Thursday, August 30, 2012

Coming soon: Tsui Hark's Flying Swords of Dragon Gate

Posted By on 08.30.12 at 03:29 PM

Zhou Xun and Jet Li star as mysterious lone warriors.
  • Zhou Xun and Jet Li star as mysterious lone warriors.
The movie I'm most looking forward to seeing this week isn't opening in Chicago, unfortunately, but at Skokie's Crown Village 18. Flying Swords of Dragon Gate is the latest wuxia adventure by writer-director-producer Tsui Hark, one of Hong Kong's most prodigious filmmakers and, as I've written elsewhere, one of the greatest entertainers in film history. Like Frank Tashlin or Joe Dante, Tsui often suggests a cartoonist set loose on physical reality: his characters freely break the law of gravity and change their appearances at will. His best films (Peking Opera Blues, Knock Off, Time and Tide) take place in a world in which anything is possible, and they make most other action movies feel dour and unimaginative by comparison.

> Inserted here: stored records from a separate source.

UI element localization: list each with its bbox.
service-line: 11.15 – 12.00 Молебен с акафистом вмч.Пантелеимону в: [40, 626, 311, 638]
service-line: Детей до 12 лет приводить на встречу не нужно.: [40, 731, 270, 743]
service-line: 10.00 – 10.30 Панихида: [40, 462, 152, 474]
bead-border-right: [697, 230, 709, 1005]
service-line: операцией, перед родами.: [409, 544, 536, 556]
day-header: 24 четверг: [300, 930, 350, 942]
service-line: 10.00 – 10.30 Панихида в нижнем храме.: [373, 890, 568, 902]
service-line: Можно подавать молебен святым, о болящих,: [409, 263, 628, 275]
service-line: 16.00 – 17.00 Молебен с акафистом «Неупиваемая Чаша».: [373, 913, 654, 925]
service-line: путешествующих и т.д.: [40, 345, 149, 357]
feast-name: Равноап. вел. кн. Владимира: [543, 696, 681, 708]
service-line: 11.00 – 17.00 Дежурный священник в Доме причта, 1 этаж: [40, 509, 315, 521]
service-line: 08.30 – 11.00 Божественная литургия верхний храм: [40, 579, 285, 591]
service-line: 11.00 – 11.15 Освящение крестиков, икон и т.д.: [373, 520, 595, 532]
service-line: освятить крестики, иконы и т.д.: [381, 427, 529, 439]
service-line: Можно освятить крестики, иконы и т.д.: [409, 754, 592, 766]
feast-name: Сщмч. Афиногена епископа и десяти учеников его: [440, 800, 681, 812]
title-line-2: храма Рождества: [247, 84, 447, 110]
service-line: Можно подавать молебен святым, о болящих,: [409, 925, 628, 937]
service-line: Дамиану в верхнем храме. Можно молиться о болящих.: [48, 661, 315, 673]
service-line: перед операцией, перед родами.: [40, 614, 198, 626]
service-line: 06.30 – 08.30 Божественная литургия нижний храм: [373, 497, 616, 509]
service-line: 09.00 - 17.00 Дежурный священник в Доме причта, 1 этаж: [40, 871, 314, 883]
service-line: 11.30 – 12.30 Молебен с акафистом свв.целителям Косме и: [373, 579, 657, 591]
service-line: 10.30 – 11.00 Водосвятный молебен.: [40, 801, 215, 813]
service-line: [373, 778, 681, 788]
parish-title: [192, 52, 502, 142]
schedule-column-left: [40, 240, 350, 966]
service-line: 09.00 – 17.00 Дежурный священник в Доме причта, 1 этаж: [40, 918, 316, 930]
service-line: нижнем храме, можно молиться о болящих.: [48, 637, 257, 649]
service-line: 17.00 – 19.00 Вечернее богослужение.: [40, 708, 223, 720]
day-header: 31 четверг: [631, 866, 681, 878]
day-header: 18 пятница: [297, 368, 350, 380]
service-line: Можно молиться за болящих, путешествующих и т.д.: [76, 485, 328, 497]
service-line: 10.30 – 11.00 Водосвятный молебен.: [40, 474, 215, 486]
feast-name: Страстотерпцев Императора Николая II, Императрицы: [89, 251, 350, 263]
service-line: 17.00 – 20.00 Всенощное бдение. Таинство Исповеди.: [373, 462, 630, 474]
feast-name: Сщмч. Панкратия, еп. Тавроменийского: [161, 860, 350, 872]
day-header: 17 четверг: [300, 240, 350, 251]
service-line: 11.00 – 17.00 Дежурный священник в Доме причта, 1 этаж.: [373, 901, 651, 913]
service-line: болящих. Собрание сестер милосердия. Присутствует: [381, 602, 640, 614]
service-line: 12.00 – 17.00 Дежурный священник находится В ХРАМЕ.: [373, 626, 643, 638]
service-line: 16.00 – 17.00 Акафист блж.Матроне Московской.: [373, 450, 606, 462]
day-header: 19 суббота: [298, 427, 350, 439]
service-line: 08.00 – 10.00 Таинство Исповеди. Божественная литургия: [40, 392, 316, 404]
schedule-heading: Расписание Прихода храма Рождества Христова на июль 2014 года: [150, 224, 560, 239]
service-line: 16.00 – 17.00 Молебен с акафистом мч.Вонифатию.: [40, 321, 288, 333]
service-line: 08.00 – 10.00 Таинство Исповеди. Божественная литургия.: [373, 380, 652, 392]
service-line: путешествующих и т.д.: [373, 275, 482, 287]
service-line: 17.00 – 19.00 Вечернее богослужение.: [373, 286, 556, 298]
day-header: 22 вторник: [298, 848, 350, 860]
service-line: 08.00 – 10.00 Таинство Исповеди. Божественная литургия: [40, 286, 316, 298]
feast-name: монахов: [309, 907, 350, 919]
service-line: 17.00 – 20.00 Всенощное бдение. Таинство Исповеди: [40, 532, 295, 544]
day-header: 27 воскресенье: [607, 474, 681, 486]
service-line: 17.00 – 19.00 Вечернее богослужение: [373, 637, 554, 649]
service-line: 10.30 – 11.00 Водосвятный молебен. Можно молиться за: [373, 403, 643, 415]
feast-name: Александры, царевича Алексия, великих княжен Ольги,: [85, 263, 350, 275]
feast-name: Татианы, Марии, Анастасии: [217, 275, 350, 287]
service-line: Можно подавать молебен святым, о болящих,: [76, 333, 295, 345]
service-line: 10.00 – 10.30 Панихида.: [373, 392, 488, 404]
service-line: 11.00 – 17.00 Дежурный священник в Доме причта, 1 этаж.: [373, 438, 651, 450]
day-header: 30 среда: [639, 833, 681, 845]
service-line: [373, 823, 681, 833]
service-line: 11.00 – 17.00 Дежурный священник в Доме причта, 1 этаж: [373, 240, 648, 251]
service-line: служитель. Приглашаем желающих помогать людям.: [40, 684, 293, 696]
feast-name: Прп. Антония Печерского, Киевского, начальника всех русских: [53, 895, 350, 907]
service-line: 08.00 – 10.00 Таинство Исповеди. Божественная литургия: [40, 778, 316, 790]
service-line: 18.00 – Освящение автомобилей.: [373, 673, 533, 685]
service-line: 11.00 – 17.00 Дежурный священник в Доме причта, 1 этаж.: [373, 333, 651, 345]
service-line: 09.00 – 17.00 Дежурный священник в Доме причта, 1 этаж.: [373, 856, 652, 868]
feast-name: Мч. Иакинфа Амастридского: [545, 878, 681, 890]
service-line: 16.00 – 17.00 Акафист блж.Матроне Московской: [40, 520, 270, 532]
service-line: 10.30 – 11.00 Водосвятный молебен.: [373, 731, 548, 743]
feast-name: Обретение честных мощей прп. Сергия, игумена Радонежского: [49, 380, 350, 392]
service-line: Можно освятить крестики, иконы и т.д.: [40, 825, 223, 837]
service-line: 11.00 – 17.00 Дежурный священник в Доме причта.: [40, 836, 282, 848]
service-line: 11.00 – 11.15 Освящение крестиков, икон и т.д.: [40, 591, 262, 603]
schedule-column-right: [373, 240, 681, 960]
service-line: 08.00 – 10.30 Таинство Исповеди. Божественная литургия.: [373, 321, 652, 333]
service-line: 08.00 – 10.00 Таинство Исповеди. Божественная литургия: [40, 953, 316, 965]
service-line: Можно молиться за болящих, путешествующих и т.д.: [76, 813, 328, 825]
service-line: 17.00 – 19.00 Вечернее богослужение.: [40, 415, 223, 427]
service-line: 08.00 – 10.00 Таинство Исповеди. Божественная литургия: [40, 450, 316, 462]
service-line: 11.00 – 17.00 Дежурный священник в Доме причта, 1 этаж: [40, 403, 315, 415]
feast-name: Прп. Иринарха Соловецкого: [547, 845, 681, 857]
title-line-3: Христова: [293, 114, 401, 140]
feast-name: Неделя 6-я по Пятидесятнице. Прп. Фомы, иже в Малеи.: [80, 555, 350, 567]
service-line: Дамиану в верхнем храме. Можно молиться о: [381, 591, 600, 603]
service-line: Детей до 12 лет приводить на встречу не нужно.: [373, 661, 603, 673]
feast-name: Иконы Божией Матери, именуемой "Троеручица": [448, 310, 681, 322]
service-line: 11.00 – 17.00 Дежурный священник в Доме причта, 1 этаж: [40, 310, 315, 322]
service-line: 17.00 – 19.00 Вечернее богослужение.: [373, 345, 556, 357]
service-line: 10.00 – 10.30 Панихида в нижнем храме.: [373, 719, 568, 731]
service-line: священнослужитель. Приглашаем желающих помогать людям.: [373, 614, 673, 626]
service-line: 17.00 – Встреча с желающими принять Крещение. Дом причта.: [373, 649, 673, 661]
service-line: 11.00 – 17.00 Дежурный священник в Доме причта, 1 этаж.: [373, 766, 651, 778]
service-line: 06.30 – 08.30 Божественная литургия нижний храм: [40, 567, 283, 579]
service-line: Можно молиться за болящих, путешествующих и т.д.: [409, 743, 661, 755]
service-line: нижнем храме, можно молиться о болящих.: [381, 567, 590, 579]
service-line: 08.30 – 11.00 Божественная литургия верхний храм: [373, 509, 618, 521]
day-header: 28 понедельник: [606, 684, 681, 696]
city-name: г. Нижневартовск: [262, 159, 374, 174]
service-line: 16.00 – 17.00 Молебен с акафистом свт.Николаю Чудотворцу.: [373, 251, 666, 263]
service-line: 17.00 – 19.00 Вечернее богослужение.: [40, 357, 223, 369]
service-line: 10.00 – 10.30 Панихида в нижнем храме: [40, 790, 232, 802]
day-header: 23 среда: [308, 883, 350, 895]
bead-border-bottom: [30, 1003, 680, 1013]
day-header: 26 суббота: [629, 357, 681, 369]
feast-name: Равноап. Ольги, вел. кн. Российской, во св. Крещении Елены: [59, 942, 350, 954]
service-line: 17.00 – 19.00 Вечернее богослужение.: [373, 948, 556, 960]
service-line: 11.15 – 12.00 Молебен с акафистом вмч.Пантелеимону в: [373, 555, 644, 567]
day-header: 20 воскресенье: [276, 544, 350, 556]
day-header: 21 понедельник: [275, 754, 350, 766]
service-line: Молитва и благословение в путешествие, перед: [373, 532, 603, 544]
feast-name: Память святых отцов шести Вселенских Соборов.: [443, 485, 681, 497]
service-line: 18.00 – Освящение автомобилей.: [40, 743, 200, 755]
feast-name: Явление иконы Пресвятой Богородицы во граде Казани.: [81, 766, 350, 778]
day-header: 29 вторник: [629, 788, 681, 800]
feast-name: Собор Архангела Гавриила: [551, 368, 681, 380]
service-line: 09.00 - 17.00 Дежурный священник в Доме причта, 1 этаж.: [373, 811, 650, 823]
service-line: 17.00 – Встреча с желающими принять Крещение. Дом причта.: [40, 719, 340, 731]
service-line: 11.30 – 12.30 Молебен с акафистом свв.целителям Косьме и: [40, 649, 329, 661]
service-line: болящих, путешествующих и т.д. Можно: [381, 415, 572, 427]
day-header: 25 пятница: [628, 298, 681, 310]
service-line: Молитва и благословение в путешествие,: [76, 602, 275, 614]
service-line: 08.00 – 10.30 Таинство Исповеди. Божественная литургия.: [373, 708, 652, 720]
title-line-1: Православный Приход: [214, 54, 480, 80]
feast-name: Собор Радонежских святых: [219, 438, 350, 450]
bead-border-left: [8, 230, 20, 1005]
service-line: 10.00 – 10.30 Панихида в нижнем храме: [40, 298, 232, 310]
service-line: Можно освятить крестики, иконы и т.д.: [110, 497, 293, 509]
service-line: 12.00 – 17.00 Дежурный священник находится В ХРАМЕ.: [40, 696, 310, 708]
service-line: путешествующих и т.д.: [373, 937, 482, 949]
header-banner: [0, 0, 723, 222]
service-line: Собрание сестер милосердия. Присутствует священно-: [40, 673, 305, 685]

Flying Swords of Dragon Gate was made for IMAX 3-D, and I suspect the movie will take full advantage of this often gimmicky format. As early as Zu Warriors From the Magic Mountain (1983), Tsui has shown predilections for deep, seemingly infinite chasms and for characters flying straight at the camera—both of which should look fantastic on a giant screen and in three dimensions.

The movie is a sequel to King Hu's Dragon Inn (1967), a classic of wuxia cinema that's inspired countless period action movies (Tsui's such a big fan that he produced a remake of it in 1992). According to the press notes, it takes place three years after the titular palace was destroyed and follows several characters whose paths converge at the ruins: two mysterious warriors (Zhou Xun and Jet Li, with whom Tsui previously worked on the Once Upon a Time in China series), a concubine carrying a child of the emperor, and a gang of bandits searching for a city of gold rumored to be hidden underneath the palace.

Writing about the movie for Variety, Richard Kuipers complained that it's hard to follow the film's series of deceptions, which involve several characters impersonating each other, and that the movie lacks the emotional content of Ang Lee's Crouching Tiger, Hidden Dragon (a film that ripped off and sentimentalized many of Tsui's stylistic innovations). Reading these complaints only made me more excited for Flying Swords, as Tsui's movies tend to be most entertaining when they defy common sense as brazenly as they do gravity.

Lastly, am I the only one who thinks that Tsui and French director Olivier Assayas look a bit alike?